Video Frame Interpolation with Transformer (CVPR2022)

Overview

VFIformer

Official PyTorch implementation of our CVPR2022 paper Video Frame Interpolation with Transformer

Dependencies

  • python >= 3.8
  • pytorch >= 1.8.0
  • torchvision >= 0.9.0

Prepare Dataset

  1. Vimeo90K Triplet dataset
  2. MiddleBury Other dataset
  3. UCF101 dataset
  4. SNU-FILM dataset

To train on the Vimeo90K, we have to first compute the ground-truth flows between frames using Lite-flownet, you can clone the Lite-flownet repo and put compute_flow_vimeo.py we provide under its main directory and run (remember to change the data path):

python compute_flow_vimeo.py

Get Started

  1. Clone this repo.
    git clone https://github.com/Jia-Research-Lab/VFIformer.git
    cd VFIformer
    
  2. Modify the argument --data_root in train.py according to your Vimeo90K path.

Evaluation

  1. Download the pre-trained models and place them into the pretrained_models/ folder.

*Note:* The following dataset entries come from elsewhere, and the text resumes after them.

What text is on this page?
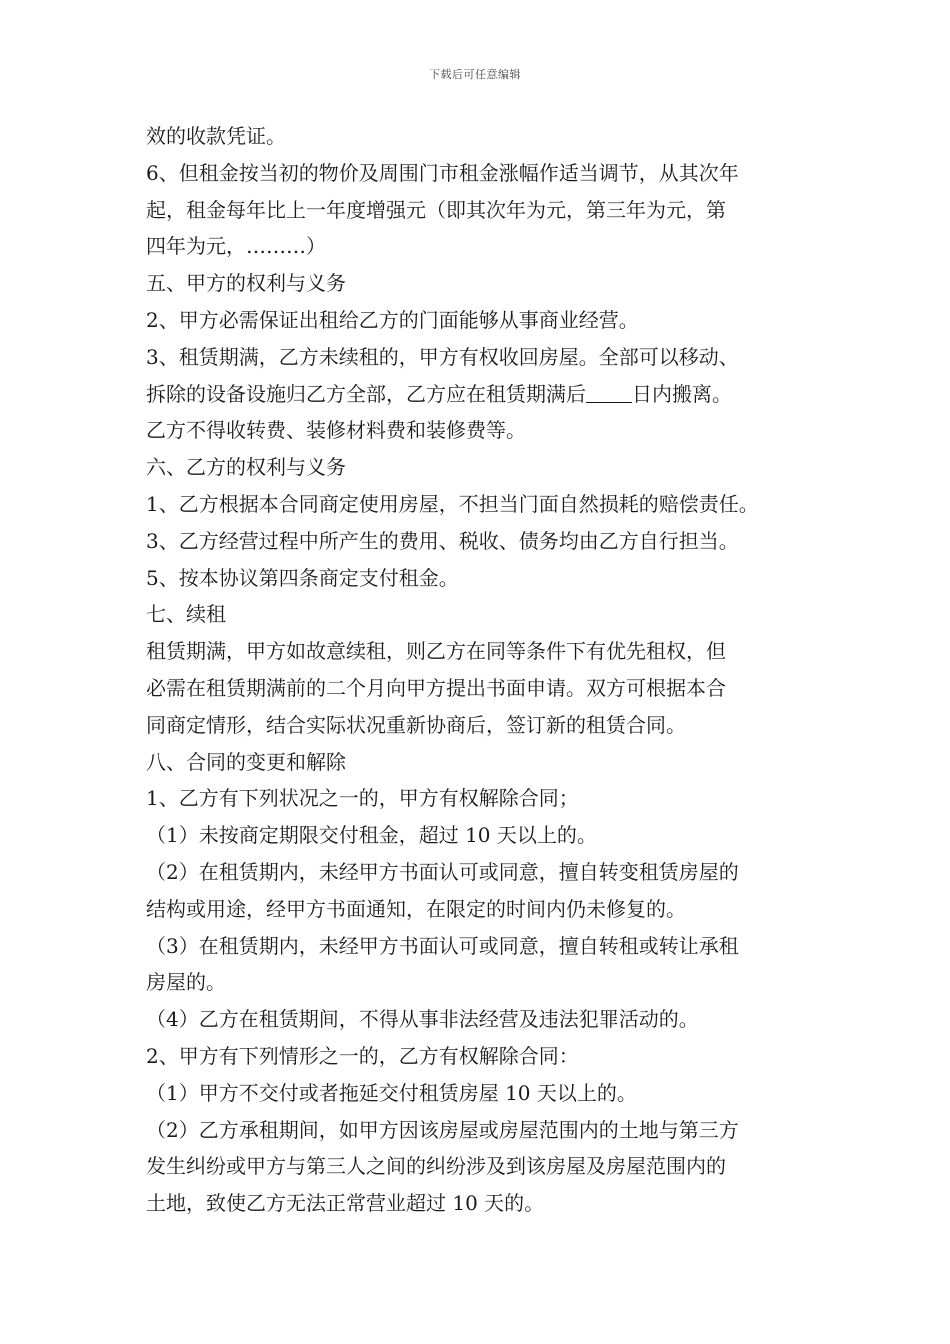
下载后可任意编辑
效的收款凭证。
6、但租金按当初的物价及周围门市租金涨幅作适当调节，从其次年
起，租金每年比上一年度增强元（即其次年为元，第三年为元，第
四年为元，………）
五、甲方的权利与义务
2、甲方必需保证出租给乙方的门面能够从事商业经营。
3、租赁期满，乙方未续租的，甲方有权收回房屋。全部可以移动、
拆除的设备设施归乙方全部，乙方应在租赁期满后 日内搬离。
乙方不得收转费、装修材料费和装修费等。
六、乙方的权利与义务
1、乙方根据本合同商定使用房屋，不担当门面自然损耗的赔偿责任。
3、乙方经营过程中所产生的费用、税收、债务均由乙方自行担当。
5、按本协议第四条商定支付租金。
七、续租
租赁期满，甲方如故意续租，则乙方在同等条件下有优先租权，但
必需在租赁期满前的二个月向甲方提出书面申请。双方可根据本合
同商定情形，结合实际状况重新协商后，签订新的租赁合同。
八、合同的变更和解除
1、乙方有下列状况之一的，甲方有权解除合同；
（1）未按商定期限交付租金，超过 10 天以上的。
（2）在租赁期内，未经甲方书面认可或同意，擅自转变租赁房屋的
结构或用途，经甲方书面通知，在限定的时间内仍未修复的。
（3）在租赁期内，未经甲方书面认可或同意，擅自转租或转让承租
房屋的。
（4）乙方在租赁期间，不得从事非法经营及违法犯罪活动的。
2、甲方有下列情形之一的，乙方有权解除合同：
（1）甲方不交付或者拖延交付租赁房屋 10 天以上的。
（2）乙方承租期间，如甲方因该房屋或房屋范围内的土地与第三方
发生纠纷或甲方与第三人之间的纠纷涉及到该房屋及房屋范围内的
土地，致使乙方无法正常营业超过 10 天的。
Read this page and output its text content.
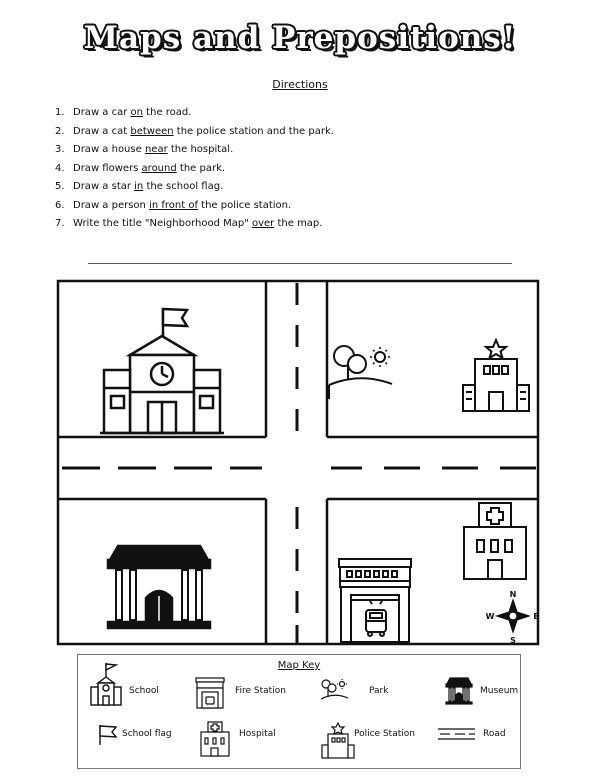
Maps and Prepositions!
Directions
1. Draw a car on the road.
2. Draw a cat between the police station and the park.
3. Draw a house near the hospital.
4. Draw flowers around the park.
5. Draw a star in the school flag.
6. Draw a person in front of the police station.
7. Write the title "Neighborhood Map" over the map.
N
S
W	E
Map Key
School	Fire Station	Park	Museum
School flag	Hospital	Police Station	Road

    • Pre-trained models can be downloaded from Google Drive
      • pretrained_VFIformer: the final model in the main paper
      • pretrained_VFIformerSmall: the smaller version of the model mentioned in the supplementary file
  2. Test on the Vimeo90K testing set.

    Modify the argument --data_root according to your data path, run:

    python test.py --data_root [your Vimeo90K path] --testset VimeoDataset --net_name VFIformer --resume ./pretrained_models/pretrained_VFIformer/net_220.pth --save_result
    

    If you want to test with the smaller model, please change the --net_name and --resume accordingly:

    python test.py --data_root [your Vimeo90K path] --testset VimeoDataset --net_name VFIformerSmall --resume ./pretrained_models/pretrained_VFIformerSmall/net_220.pth --save_result
    

    The testing results are saved in the test_results/ folder. If you do not want to save the image results, you can remove the --save_result argument in the commands optionally.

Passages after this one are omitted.